De nieuwe studentengeneraties en jongeren waren praktisch afwezig.
Het verwijt dat er sprake zou zijn van een commerciele formule, die het oude gedachtengoed exploiteert leek me onterecht. Naar Indische begrippen kan men zeggen dat entree en eten duur waren, maar naar Europese begrippen zeker goedkoop. Voorzieningen moeten nu eemaal betaald worden en veel mensen werkten hier min of meer als vrijwilliger. Medewerkers waren in het zwart met een witte ceintuur en de Italiaanse, die mij uitleg gaf, onhelste me na afloop. Een OSHO ritueel wat ik de moeite van herhaling waard vond. Omhelsen was zeker een gewoonte, er was een duidelijk overschot aan vrouwen, maar die vrije ongebreidelde sex van vroeger, waar een Canadese hippie mij over vertelde was ver te zoeken. In zoverre was de HIVtest meer een oude angst uit het verleden. Een echo uit de tijd dat Baghwan begreep dat zijn vrijheid-blijheid beweging een indicatie moest krijgen hoe om te gaan met het AIDSvirus. Op het terrein is een zwarte plaquette met de foto van een westerse jonge vrouw, die hier in 1989 was gestorven.
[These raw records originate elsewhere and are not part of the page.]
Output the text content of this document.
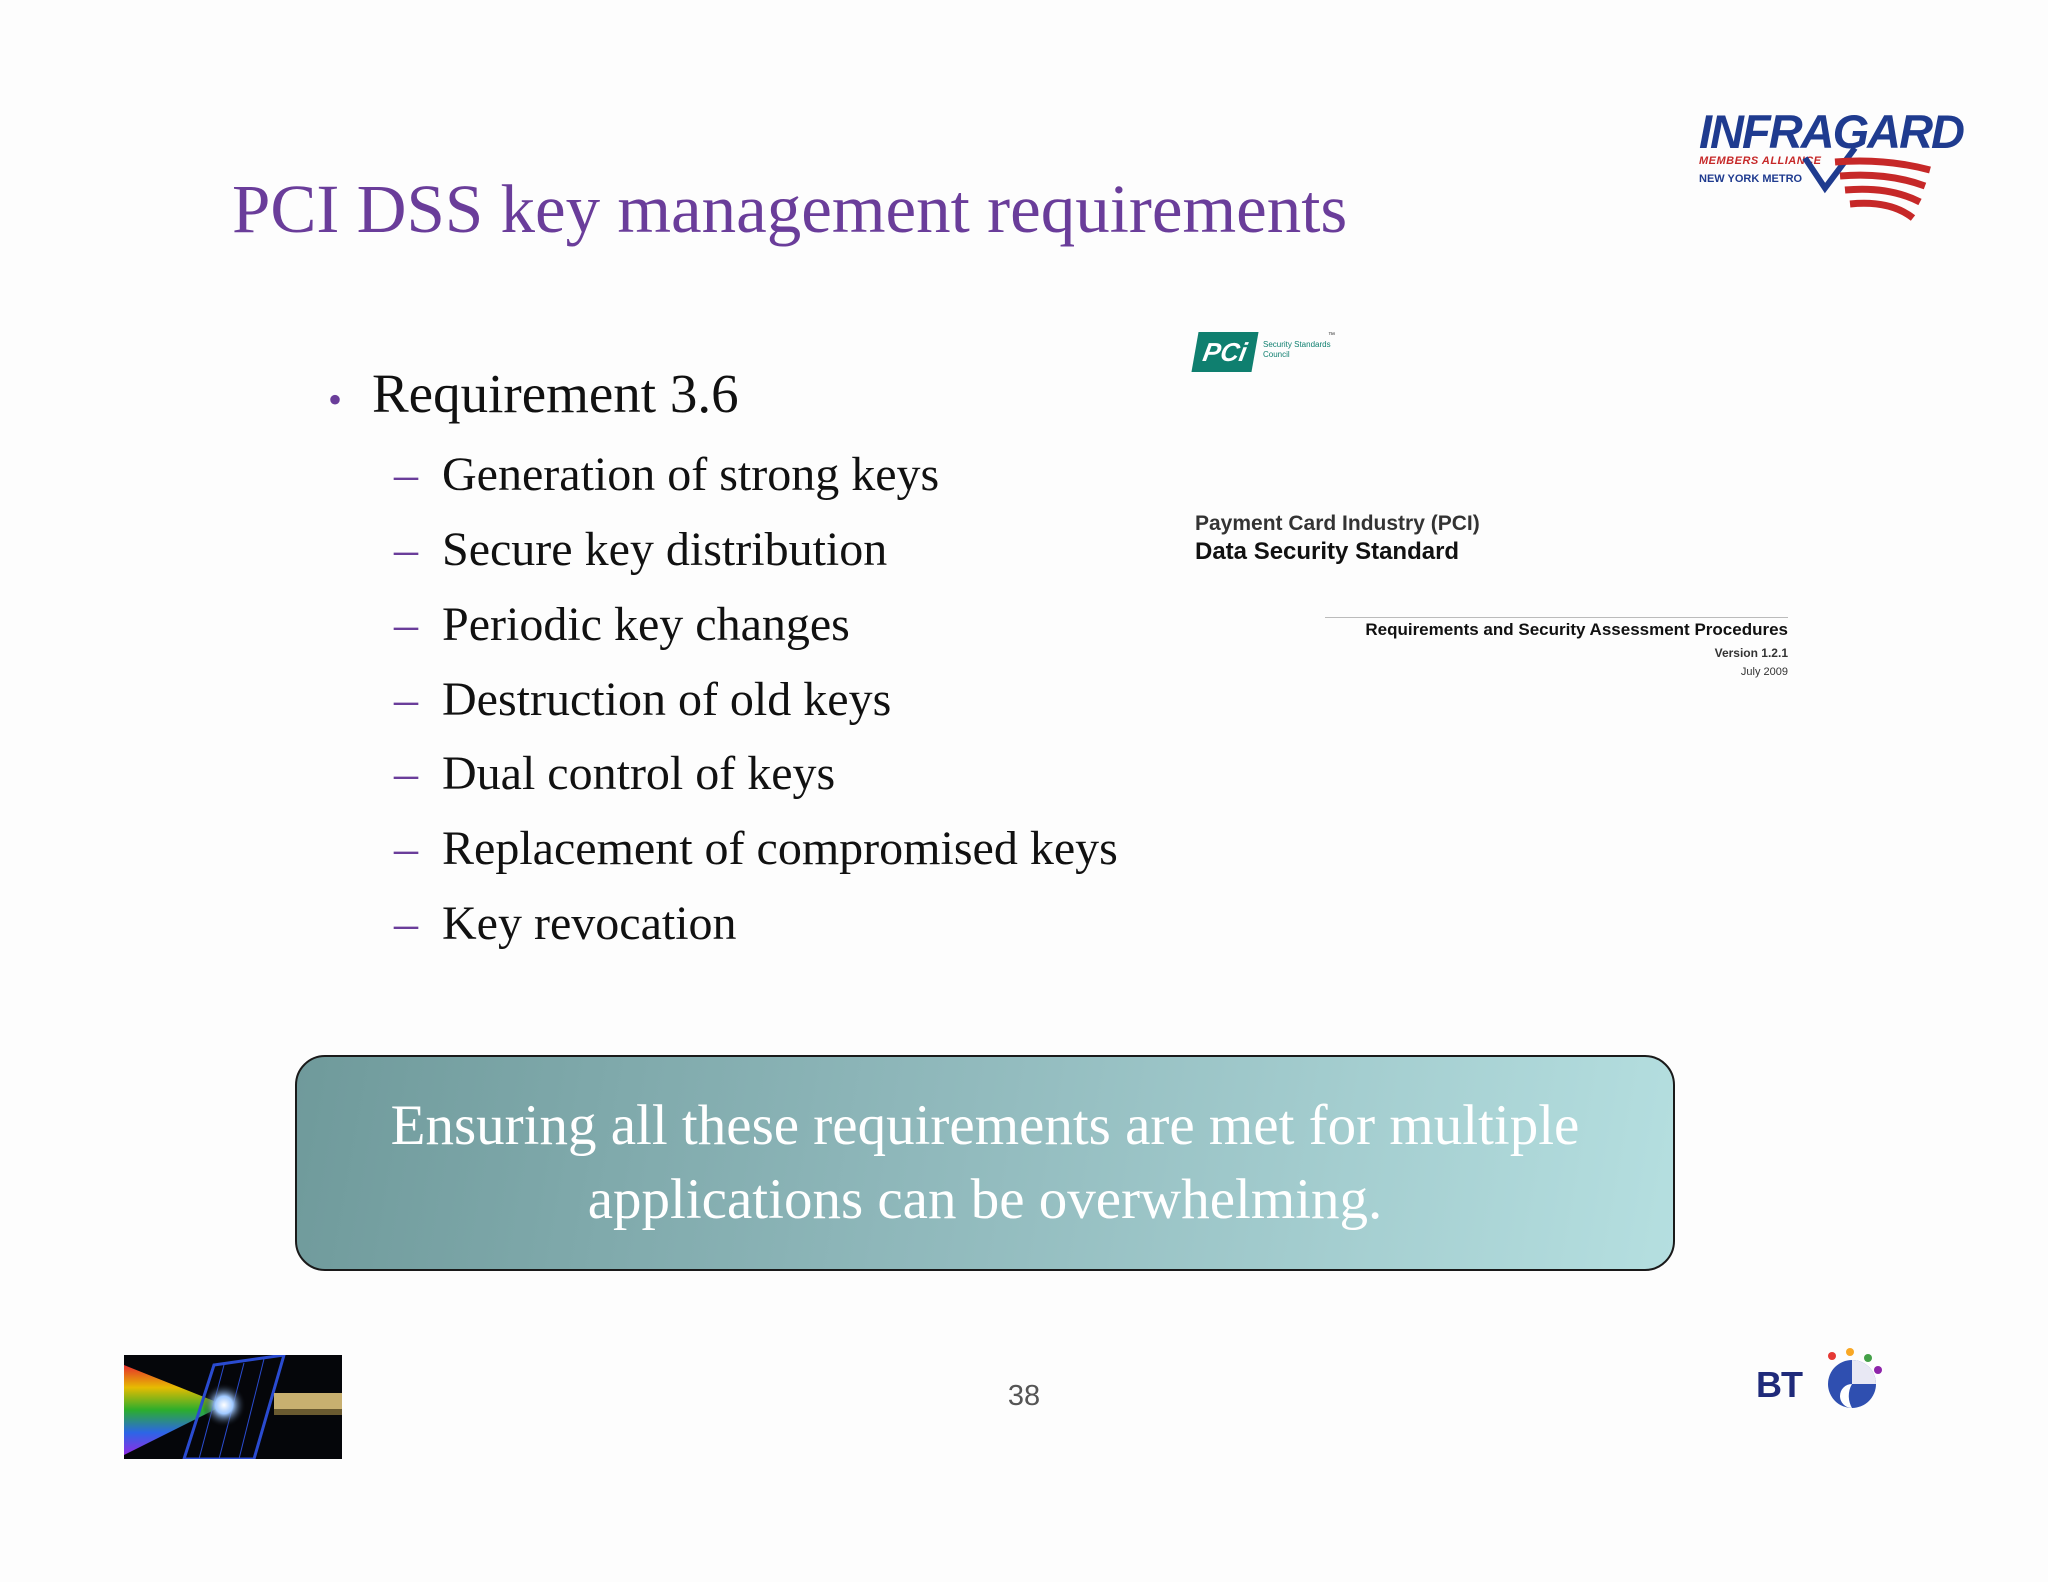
PCI DSS key management requirements
INFRAGARD
MEMBERS ALLIANCE
NEW YORK METRO
• Requirement 3.6
– Generation of strong keys
– Secure key distribution
– Periodic key changes
– Destruction of old keys
– Dual control of keys
– Replacement of compromised keys
– Key revocation
PCi	Security Standards Council
™
Payment Card Industry (PCI)
Data Security Standard
Requirements and Security Assessment Procedures
Version 1.2.1
July 2009
Ensuring all these requirements are met for multiple applications can be overwhelming.
38	BT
Het eerste AIDS slachtoffer in de OSHO gemeenschap?

In het midden van het resort is een grote ovalen ruimte met een wit marmeren vloer, waar in een bad van moderne hemelse muziek oefeningen plaatsvonden in de buitenlucht. Mensen in het rood dansten en omhelsten elkaar na afloop. Een deel van deze ‘Buddha grove’ was ingericht als kunstschilderplaats. Alleengaande vrouwen van rond de 40 waren hier stevig met verf in de weer om hun diepste gevoelens in kleur aan het papier toe te vertrouwen. ‘Buitenkunst’ noemde mijn vriendin deze activiteit in een mix van minachting en teleurstelling. Ze had ooit dramalessen gegeven bij deze Nederlandse creatieve werkplaats. ’Je kunt je misschien aanmelden om hier een meditatie sessie te begeleiden. Kun je mooi deel worden van de OSHO gemeenschap’ zei ik lachend. Ze knikte en keek op haar horloge. Het dagprogramma zat vol meditatiesessies en ze wilde niets missen. De dagafsluiting vond plaats in een het OSHO auditorium. Een grote zwart marmeren pyramide met een vijver tussen de groene palmen en bamboestruiken. De sessie duurde een uur en bestond uit concentratieoefeningen op hypermoderne meditatiemuziek op een ijskoude zwart marmeren vloer. Ik keek hoe mijn lotgenoten geconcenteerd hun eofeningen deden. Ik voelde alleen de kou van de tegels.